Notem bem que todos esses acontecimentos mostram o impacto que um acontecimento que vem de fora tem dentro da atividade filosófica. É evidente que a revelação cristã não é uma doutrina filosófica de maneira alguma, é um fato da história humana. E esse fato repentinamente muda todo o quadro, que, aliás, já tinha mudado duas ou três vezes antes, com a dissolução da Cidade-Estado grega, à qual eu me lembro de ter me referido. Isso quer dizer que este projeto socrático não se realiza no ar: os seres humanos sempre nascem em alguma condição social, histórica, cultural dada, e somente aos poucos vão encontrando, dentro da rede imensa de possibilidades humanas, o seu caminho. E pode acontecer que o caminho de um deles esbarre no projeto filosófico.
Mesmo esse encontro não decidirá por si uma vocação, porque o sujeito ainda vai ter que tomar uma posição pessoal quanto ao que vai fazer com isso. Ao tomar essa posição pessoal, ele vai jogar com os elementos, com um repertório de possibilidades que encontra na sua própria cultura. As possibilidades aí são infinitas, e é por isso que não é possível se fazer uma História da Filosofia no sentido de Hegel, como um desenvolvimento contínuo. Um desenvolvimento contínuo suporia que todos aqueles que se dedicaram à filosofia estão fazendo exatamente a mesma coisa, apenas com um conteúdo diferente. Mas uma das melhores maneiras de a gente ver como isso não é assim é comparar o desenvolvimento que as relações entre religião e filosofia tiveram no Ocidente com aqueles que tiveram no Oriente.
Não deixa de ser estranho que a própria palavra “Oriente” aí muda de significado, pois o que chamamos de cristandade oriental é a cristandade grega, é aquela que estava no berço mesmo do que foi a civilização ocidental. Mas usamos esse termo a partir da queda do Império Romano no Ocidente – que é mais ou menos em 476 d.C. –, um processo longo e enormemente complicado. Chega uma hora em que realmente não havia mais condição de manter uma administração centralizada no Império, então o poder se desmembra formando aquilo que depois receberia o nome de “sociedade feudal”, um nome técnico e que reflete o desmembramento do poder numa infinidade de entidades independentes condicionadas à posse do território. O domínio territorial demarcava a jurisdição da autoridade político-militar, ou seja, a jurisdição era puramente física, na verdade. Até onde o sujeito tem poder para manter seu território contra invasões, ali ele manda e sua autoridade é considerada legítima dentro desses limites.

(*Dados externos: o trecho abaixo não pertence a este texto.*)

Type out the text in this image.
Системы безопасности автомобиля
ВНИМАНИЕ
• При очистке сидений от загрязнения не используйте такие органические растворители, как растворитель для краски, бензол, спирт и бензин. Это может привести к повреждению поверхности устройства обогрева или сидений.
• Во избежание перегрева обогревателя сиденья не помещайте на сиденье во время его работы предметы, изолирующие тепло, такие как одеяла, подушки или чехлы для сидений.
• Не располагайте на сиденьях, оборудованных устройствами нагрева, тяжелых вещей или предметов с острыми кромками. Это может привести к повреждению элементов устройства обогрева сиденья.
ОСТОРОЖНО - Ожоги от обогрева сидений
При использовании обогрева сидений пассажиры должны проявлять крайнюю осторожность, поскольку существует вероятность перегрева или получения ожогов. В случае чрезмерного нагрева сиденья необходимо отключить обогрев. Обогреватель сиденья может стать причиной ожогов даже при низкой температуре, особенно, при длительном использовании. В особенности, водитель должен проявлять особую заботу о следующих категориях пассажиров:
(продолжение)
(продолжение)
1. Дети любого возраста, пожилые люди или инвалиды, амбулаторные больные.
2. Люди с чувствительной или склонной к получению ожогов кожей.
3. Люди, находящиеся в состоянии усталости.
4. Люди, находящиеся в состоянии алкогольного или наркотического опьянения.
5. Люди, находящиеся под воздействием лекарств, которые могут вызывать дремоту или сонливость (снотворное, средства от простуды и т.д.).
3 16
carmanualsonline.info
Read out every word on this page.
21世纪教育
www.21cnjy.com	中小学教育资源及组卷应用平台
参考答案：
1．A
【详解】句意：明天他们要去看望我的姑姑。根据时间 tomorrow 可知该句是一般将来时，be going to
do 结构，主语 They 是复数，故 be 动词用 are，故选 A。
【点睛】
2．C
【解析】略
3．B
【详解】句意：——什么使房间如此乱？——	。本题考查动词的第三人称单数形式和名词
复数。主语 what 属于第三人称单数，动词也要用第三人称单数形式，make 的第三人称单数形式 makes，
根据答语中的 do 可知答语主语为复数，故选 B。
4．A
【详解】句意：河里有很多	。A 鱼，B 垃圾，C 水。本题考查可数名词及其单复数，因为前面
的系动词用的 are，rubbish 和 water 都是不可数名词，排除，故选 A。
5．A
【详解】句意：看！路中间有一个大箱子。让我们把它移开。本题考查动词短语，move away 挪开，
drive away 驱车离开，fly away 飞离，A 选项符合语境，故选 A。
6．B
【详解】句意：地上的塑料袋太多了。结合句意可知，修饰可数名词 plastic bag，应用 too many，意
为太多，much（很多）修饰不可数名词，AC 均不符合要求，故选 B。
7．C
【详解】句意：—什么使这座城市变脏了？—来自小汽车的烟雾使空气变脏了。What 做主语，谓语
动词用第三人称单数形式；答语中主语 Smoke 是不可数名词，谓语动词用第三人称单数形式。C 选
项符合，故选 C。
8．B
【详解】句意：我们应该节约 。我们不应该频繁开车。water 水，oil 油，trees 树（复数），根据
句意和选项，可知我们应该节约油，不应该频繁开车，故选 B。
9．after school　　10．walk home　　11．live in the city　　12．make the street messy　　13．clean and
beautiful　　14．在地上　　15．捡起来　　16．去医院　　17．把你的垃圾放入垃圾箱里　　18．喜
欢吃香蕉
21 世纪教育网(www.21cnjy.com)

Com o desmembramento da autoridade central, as conseqüências imediatas são as seguintes: não se tem uma administração centralizada e, portanto, não se tem mais um critério – por exemplo, da legalidade ou não dos contratos, dos negócios, etc. Durante um certo momento, toda a vida européia fica enormemente bagunçada, e automaticamente a Igreja, que tinha um certo número de pessoas letradas, começa a desempenhar esse papel de administração informal; não tem o poder administrativo, mas tem algumas das funções, como, por exemplo, redigir os contratos, fazer os assentamentos debatidos, as escrituras de terras, essa coisa toda. Não que ela tivesse autoridade para isso – não tinha –, mas sabia fazer; então, quem precisava fazer um contrato naturalmente buscava o padre. É importante entender que, nessa época, considerava-se que qualquer indivíduo que soubesse ler e escrever estava já automaticamente integrado no clero (a palavra “clero”, na época, tinha um sentido enormemente mais elástico do que hoje).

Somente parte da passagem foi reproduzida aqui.